Kup Offworld Trading Company
Rodzaj | Strategia czasu rzeczywistego (RTS), Symulator, Strategia, Indie |
Tryb gry | Jeden gracz, Wieloosobowy, Spółdzielnia |
Perspektywa gracza | Widok z ptaka / izometryczny |
Platforma | Komputer (Microsoft Windows), Mac |
Temat | Fantastyka naukowa |
Ocena IGDB | 78.91 |
Liczba ocen | 28 |
Audio | English |
Interfejs | Portuguese (Brazil), Chinese (Simplified), German, English, Spanish (Spain), French, Korean, Polish, Russian |
Stardock Offworld Trading Company
Offworld Trading Company to gra strategiczna czasu rzeczywistego, w której bronią gracza są pieniądze, a nie siła ognia. Gracze prowadzą swoje rozwijające się firmy w zaciekłej wojnie gospodarczej przeciwko innym firmom, które chcą stać się dominującą potęgą gospodarczą na Marsie.

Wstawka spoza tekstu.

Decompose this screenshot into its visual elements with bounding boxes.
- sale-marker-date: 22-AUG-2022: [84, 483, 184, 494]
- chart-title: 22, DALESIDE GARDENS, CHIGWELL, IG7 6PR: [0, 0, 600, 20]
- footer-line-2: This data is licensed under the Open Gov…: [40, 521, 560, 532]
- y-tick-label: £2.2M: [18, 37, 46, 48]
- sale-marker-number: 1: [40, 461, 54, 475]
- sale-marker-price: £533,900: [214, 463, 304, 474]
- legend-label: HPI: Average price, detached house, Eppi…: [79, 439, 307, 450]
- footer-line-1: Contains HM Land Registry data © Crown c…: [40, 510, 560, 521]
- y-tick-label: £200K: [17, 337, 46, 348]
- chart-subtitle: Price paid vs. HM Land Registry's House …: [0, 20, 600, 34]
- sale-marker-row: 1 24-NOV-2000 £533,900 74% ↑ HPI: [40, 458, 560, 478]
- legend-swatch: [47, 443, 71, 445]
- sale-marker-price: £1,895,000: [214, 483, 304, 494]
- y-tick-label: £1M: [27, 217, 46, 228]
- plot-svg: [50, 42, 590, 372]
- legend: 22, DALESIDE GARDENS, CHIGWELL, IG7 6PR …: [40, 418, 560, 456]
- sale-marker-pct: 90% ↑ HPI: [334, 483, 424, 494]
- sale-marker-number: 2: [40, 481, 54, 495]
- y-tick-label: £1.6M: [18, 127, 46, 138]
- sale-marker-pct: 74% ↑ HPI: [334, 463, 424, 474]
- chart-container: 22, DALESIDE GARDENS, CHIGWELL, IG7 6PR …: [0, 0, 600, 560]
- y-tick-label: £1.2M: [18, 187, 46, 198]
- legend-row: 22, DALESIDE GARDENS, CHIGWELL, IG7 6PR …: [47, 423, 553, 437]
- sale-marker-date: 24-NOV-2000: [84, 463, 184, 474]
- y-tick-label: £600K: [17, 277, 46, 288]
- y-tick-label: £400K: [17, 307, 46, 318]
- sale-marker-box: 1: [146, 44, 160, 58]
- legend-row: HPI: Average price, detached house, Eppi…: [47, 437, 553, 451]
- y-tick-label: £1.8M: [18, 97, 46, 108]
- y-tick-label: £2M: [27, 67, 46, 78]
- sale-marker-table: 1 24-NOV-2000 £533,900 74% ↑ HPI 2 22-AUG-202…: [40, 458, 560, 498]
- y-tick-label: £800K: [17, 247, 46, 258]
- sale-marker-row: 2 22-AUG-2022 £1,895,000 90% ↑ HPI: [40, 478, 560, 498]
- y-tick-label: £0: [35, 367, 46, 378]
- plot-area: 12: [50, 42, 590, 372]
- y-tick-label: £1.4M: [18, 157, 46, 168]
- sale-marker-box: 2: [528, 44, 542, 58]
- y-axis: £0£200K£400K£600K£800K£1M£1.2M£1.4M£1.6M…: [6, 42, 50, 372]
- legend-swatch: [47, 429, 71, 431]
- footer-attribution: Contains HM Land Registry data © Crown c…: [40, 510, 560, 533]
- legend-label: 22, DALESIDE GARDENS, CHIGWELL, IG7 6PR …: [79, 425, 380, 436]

Luźno inspirowana takimi klasykami jak M.U.L.E. gra Offworld Trading Company zmusza graczy do podejmowania trudnych wyborów dotyczących tego, jakie zasoby zdobyć, jakie towary zbudować i sprzedać, jak wchodzić w interakcję z kwitnącym podziemnym światem planety oraz kiedy i jakie akcje nabywać.
Gracze rywalizują z maksymalnie siedmioma innymi firmami kontrolowanymi przez sztuczną inteligencję lub graczy. Gra kończy się zwycięstwem, gdy jeden z graczy ostatecznie przejmie wszystkie udziały swoich konkurentów, odbierając w ten sposób kontrolę nad gospodarką całej planety.
Po Wielkim Upadku dla większości z nas na Ziemi umarła nadzieja.
Asteroidy miały zapewnić nam nieograniczone zasoby, jednak ich obietnicę skradł skorumpowany monopolista.
Potężni narzucają status quo mające na celu ochronę swoich interesów, pozostawiając resztę z nas walczącą o resztki.
Mars to ostatnia szansa dla każdego, kto wciąż wierzy, że może coś ze sobą zrobić.
Czas przedstawić swoje roszczenia.
Czas udać się do Offworld.
Jest rok 2063. Ostatnie pokolenie doświadczyło szeregu katastrofalnych niepowodzeń, przez co nawet najbardziej optymistyczni z nas zwątpili w swoją przyszłość. Ziemia przeżyła Wielki Upadek: ogólnoświatowy krach na rynku napędzany ludzką chciwością i osiągnięty przez zbuntowaną sztuczną inteligencję. Doszło także do Czerwonej Katastrofy, która pozostawiła na powierzchni Marsa upadłe i wymierające sponsorowane przez rząd kolonie.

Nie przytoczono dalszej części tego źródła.